14 декабря 1995 года выдалось светлым, мела лёгкая снежная позёмка, обещая к ночи сильную метель. Китайский пуховик продувался насквозь и приехавший автобусами с тремя пересадками из Лесной Опушки в Христианинбург Альберт Штейнгауэр основательно продрог. А ехать нужно было ещё дальше, в село, где жила Колькина мать Берта Бранке, но не к ней, а к её брату по вере Доминику Цахариасу, отцу семерых детей, который помогал любому обратившемуся к нему немцу перевезти семью и десяток чемоданов, узлов и сумок в аэропорт Толмачёво города Новосибирска. Этим путём пользовались многие немцы Алтайского края, хотя некоторые садились на поезда и ехали аж до самой Москвы, где пересаживались на самолёты российского "Аэрофлота" или германского авиапредприятия "Люфтганза". Были дороги через Омск и Павлодар, и даже вкруговую через Дальний Восток, и с каждым годом этих дорог становилось всё больше и больше, но традиционные, проверенные оставались в числе более-менее надёжных, если вообще можно так выразиться, поскольку надёжностью блистала только реклама воздушных перелётов.  В отличие от частных перевозчиков богобоязненный Цахариас был действительно надёжен и не брал много денег, что сделало его высокогуманное предприятие постоянным и прибыльным. Он хорошо знал, в какое время, с какой скоростью и по какой трассе лучше ехать, чтобы снизить риск дорожного ограбления пассажиров.
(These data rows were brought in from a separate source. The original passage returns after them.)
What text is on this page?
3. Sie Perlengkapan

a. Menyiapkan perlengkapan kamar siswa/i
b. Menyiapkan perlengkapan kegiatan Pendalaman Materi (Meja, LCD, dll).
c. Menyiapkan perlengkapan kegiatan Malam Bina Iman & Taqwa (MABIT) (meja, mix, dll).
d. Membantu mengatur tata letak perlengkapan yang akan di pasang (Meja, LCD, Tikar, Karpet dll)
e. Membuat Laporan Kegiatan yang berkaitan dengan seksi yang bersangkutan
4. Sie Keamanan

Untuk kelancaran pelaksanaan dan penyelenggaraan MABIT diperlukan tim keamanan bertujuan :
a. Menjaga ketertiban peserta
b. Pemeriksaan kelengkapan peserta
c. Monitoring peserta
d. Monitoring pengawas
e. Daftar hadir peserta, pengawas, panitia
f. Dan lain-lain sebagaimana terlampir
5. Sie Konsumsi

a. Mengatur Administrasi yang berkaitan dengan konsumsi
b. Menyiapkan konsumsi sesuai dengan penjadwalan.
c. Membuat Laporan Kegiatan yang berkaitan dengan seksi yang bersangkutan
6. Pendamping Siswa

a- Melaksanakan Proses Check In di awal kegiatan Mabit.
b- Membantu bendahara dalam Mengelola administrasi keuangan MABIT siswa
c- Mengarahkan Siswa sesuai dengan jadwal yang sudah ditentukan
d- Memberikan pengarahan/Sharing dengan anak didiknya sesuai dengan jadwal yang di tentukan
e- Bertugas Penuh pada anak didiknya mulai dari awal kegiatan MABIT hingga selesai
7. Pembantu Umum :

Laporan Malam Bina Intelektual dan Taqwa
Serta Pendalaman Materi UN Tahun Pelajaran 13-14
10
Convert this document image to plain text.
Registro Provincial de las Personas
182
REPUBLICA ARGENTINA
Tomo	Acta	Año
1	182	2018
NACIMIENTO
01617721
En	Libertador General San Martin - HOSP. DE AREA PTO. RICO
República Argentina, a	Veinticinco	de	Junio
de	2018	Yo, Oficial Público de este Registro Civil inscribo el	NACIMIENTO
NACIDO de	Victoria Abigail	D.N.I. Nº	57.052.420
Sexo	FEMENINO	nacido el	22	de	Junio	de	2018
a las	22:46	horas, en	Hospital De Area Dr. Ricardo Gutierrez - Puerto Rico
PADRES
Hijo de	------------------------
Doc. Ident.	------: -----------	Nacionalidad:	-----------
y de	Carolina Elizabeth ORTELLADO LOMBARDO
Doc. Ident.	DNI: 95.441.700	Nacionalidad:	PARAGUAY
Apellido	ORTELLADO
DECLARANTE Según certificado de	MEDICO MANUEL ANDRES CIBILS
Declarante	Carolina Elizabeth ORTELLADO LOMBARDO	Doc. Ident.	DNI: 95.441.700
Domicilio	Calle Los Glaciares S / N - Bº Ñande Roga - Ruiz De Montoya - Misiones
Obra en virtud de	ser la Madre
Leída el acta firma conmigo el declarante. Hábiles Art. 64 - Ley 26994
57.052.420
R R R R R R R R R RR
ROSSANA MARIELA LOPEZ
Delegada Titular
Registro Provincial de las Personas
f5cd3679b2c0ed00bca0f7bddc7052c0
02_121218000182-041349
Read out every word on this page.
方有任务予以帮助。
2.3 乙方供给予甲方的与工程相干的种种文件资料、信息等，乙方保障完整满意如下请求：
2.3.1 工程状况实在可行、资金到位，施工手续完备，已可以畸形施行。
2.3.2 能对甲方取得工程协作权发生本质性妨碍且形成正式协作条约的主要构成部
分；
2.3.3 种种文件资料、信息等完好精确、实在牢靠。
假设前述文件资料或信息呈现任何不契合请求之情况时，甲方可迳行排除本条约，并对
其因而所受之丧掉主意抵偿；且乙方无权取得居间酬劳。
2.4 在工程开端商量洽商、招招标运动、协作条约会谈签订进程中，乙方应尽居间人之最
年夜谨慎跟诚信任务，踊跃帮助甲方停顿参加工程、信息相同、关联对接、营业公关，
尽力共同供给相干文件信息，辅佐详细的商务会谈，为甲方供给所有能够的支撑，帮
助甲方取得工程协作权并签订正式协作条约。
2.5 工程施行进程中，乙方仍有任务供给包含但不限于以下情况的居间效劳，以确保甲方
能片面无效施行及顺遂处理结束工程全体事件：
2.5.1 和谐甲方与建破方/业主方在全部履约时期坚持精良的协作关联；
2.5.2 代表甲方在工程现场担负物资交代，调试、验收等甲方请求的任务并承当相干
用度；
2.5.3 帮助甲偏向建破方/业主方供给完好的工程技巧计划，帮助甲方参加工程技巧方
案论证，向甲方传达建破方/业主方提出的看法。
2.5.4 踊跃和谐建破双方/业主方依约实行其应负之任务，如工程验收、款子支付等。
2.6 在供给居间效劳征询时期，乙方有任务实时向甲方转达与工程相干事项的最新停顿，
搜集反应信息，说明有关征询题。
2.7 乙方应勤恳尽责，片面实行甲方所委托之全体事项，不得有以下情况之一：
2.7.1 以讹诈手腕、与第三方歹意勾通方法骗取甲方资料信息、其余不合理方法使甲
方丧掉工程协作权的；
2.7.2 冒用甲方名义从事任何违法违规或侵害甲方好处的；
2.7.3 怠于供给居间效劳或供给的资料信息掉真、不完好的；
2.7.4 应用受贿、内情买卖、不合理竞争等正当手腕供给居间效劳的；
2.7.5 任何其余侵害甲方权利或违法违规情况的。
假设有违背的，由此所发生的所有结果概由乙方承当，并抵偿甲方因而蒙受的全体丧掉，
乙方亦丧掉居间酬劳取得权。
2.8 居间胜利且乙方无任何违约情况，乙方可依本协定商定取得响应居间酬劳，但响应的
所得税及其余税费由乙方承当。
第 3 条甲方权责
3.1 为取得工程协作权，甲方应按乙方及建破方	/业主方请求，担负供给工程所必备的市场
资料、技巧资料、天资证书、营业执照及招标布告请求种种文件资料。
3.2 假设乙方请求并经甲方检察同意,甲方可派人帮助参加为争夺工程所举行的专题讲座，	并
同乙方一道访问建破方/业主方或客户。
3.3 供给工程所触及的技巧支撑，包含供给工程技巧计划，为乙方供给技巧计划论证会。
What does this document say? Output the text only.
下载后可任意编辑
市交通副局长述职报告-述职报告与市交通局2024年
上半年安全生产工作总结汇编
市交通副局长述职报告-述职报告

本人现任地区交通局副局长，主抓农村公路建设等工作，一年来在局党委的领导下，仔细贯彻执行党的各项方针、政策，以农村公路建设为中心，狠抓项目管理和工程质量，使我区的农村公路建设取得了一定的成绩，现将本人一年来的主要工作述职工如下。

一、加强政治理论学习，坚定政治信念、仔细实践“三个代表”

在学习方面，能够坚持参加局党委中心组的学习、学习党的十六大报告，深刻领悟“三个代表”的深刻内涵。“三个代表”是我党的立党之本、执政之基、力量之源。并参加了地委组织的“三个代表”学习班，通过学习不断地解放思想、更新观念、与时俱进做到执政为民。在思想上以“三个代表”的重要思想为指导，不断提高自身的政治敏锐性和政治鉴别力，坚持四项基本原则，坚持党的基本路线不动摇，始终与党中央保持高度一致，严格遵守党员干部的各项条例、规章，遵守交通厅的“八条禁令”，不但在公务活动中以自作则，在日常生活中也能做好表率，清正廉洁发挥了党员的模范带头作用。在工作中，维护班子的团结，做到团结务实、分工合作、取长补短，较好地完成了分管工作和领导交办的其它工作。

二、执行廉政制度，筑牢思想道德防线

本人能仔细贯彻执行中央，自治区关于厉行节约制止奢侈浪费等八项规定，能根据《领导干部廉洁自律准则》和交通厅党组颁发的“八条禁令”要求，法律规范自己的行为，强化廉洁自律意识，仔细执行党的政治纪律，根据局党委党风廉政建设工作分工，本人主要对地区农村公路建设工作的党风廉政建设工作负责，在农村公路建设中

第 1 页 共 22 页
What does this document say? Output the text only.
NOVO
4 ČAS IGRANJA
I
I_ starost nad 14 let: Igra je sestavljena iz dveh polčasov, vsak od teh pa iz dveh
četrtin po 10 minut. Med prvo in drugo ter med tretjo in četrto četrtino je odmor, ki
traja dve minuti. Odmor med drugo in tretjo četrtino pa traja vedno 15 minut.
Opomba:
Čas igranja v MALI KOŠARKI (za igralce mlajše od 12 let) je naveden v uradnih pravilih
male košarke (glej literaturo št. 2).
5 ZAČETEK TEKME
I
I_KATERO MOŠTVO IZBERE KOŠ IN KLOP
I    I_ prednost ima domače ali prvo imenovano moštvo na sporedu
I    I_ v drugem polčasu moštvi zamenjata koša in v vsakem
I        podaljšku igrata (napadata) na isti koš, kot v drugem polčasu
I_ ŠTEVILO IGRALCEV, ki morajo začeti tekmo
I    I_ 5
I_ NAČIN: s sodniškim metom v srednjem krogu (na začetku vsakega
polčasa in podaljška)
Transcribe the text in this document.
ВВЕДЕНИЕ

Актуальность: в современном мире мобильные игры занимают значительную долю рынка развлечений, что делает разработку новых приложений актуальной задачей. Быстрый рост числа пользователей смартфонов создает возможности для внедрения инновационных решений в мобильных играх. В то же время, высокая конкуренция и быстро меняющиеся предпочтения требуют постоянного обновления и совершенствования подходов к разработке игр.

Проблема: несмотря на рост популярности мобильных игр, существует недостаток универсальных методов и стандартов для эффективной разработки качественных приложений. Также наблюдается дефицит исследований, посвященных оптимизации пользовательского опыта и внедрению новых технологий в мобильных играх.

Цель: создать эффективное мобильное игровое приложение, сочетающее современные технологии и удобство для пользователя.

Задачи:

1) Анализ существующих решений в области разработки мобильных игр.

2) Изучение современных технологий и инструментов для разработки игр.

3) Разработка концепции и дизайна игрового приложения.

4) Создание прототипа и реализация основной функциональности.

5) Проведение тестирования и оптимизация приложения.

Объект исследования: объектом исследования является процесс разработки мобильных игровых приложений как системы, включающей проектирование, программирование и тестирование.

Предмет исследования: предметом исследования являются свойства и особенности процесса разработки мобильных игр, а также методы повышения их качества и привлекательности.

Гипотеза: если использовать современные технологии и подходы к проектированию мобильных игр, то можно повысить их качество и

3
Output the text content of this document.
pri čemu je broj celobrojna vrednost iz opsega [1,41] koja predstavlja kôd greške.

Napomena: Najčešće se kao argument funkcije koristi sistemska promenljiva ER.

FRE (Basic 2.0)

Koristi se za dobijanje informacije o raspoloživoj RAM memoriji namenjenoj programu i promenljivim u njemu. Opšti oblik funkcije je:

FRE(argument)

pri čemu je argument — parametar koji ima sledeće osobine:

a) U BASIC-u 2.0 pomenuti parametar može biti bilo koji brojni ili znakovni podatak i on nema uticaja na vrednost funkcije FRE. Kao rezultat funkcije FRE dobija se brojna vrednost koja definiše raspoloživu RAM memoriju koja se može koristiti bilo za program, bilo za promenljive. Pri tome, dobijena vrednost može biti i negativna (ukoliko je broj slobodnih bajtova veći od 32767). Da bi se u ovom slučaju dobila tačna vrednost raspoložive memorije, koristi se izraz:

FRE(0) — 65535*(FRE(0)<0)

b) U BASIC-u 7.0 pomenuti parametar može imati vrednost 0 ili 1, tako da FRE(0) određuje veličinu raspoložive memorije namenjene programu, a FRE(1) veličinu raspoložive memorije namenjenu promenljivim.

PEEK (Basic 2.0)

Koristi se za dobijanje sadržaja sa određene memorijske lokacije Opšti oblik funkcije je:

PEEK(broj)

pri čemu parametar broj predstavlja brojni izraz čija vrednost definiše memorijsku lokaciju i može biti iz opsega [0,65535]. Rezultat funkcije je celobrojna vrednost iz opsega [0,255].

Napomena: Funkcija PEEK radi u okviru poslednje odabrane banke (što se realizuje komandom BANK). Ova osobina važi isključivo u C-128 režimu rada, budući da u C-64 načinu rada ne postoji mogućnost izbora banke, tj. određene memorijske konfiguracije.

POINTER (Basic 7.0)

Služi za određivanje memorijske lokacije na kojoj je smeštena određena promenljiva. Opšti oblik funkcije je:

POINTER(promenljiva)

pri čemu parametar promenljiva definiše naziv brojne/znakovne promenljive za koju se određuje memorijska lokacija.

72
Альберт слышал, что некоторые "перевозчики" заранее договаривались с милицейскими постами о времени проезда и намеренно подвозили следовавших с валютой  эмигрантов к месту разбоя, где уголовные морды обдирали переселенцев как липку до последнего пфеннига.

Через несколько минут, сидя в холодной "Единице" автобусного маршрута "Вокзал - Совхоз", он с тревогой и беспокойством перебирал в памяти тяжелейшую борьбу с узурпаторами власти за право выезда из страны. Ренате и детям препятствий никто не чинил, всё свелось на нём, Альберте Штейнгауэре, человеке, недруги которого не хотели отпускать его без отмщения и откупа. Он вынужден был играть эту партию с завязанными глазами, поскольку за подставными фигурами стояли фигуры сильные и невидимые.

"Всё это демагогия, если не разложить по полочкам факты, - рассматривал он в  заледеневшем стекле хитросплетение последних событий. - Получив административный отпуск с 16 октября по 16 ноября в связи с заболеванием миокарда, я начал действовать..."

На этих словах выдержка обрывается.